Because “multiple ports around the world will need to develop hydrogen-based fuel supply chains simultaneously in order to complete end-to-end zero-carbon fuel shipping routes,” the SIPA team also proposed steps the ports in their assessment can take to develop an Asia-Pacific Regional Network, an Americas Regional Network, and a Europe-Middle East Regional Network.
Finally, and most incisively, the report outlines five “actionable steps that major market movers – shipping companies, oil and gas, policymakers, etc. – could take” to improve ports’ capacity to deliver ZCF to the global fleet of transoceanic tankers, container ships, and bulk carriers:
Recommendation 1:Shipping regions, such as Europe, Southeast Asia, Asia-Pacific, or Northeast Americas, should establish trans-oceanic coalitions between government, energy industry companies, shipping companies, and financial institutions.
Recommendation 2: Shipping companies must partner with fuel suppliers aligned with the most relevant trade lanes through first-mover ports.
Recommendation 3: First-mover ports must work within their country or region to aggregate economy-wide demand for hydrogen fuels.
Recommendation 4: Fuel producers must coalesce around standard production methods for green hydrogen/ammonia while continuing to innovate.
Recommendation 5: Private and public capital must work with fuel producers to de-risk investments and lower the cost of capital for new fuel production and infrastructure.
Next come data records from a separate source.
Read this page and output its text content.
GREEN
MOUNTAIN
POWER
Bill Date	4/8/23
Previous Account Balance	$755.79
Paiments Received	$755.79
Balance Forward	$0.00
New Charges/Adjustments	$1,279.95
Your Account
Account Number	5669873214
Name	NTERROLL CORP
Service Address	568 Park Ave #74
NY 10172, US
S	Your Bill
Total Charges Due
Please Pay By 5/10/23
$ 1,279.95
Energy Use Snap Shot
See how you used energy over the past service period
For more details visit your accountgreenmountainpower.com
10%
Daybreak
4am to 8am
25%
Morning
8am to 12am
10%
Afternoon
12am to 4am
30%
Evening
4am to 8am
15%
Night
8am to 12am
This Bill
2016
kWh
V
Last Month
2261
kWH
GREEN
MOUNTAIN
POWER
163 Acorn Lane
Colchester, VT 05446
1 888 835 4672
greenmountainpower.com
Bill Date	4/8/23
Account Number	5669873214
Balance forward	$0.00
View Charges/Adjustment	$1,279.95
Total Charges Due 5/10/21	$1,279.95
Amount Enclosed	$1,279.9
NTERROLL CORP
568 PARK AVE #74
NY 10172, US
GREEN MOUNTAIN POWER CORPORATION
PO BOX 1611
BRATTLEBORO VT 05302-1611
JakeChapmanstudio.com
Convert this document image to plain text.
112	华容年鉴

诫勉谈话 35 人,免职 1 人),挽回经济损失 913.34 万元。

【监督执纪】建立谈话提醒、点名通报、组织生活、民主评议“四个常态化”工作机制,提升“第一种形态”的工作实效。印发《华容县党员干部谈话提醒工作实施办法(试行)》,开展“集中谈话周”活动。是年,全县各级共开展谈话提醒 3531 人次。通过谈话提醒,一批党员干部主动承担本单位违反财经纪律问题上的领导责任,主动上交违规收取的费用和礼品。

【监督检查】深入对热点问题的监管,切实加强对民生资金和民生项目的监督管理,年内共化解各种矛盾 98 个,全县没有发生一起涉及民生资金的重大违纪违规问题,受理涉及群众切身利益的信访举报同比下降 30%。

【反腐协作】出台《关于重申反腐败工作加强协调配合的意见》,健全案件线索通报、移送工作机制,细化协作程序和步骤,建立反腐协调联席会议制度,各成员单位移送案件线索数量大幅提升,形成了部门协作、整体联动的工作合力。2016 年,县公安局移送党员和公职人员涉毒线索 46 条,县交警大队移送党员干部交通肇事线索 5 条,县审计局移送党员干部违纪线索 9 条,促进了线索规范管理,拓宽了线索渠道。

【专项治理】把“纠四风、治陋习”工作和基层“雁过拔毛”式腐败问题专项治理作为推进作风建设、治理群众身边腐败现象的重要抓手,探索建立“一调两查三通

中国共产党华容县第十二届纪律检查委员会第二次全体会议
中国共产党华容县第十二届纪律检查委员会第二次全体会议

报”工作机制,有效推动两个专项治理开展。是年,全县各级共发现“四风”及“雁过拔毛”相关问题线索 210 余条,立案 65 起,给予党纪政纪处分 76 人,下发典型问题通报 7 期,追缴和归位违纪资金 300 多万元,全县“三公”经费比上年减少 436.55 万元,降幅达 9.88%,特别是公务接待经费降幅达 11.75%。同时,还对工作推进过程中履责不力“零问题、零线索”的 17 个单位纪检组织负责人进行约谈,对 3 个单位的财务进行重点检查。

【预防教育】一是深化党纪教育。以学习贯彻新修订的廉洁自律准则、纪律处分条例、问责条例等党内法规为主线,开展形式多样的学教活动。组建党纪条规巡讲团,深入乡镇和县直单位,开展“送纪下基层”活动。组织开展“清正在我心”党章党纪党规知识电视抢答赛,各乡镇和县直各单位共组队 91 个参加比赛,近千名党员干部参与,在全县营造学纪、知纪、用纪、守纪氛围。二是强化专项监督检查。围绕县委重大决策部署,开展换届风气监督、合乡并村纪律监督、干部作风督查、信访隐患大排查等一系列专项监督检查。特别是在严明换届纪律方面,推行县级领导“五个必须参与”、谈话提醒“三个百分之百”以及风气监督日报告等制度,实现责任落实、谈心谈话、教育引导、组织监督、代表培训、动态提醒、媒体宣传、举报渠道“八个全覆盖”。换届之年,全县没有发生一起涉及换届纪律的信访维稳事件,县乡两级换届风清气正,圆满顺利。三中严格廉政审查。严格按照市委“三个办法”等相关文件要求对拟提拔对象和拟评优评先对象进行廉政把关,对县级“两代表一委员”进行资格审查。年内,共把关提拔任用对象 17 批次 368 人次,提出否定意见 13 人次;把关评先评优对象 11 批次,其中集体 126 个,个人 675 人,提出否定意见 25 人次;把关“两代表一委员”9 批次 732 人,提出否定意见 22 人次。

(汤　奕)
CATF looks forwards to coordinating with port authorities, industry and government stakeholders, and our partners in the Climate Emergency Shipping Coalition to advance SIPA’s recommendations. The targeted development of a globally-networked supply of zero carbon shipping fuel is a critical pathway to expediting ZCF production and use worldwide, which could prove essential to eliminating greenhouse gas emissions from the transportation sector in general and from marine shipping in particular.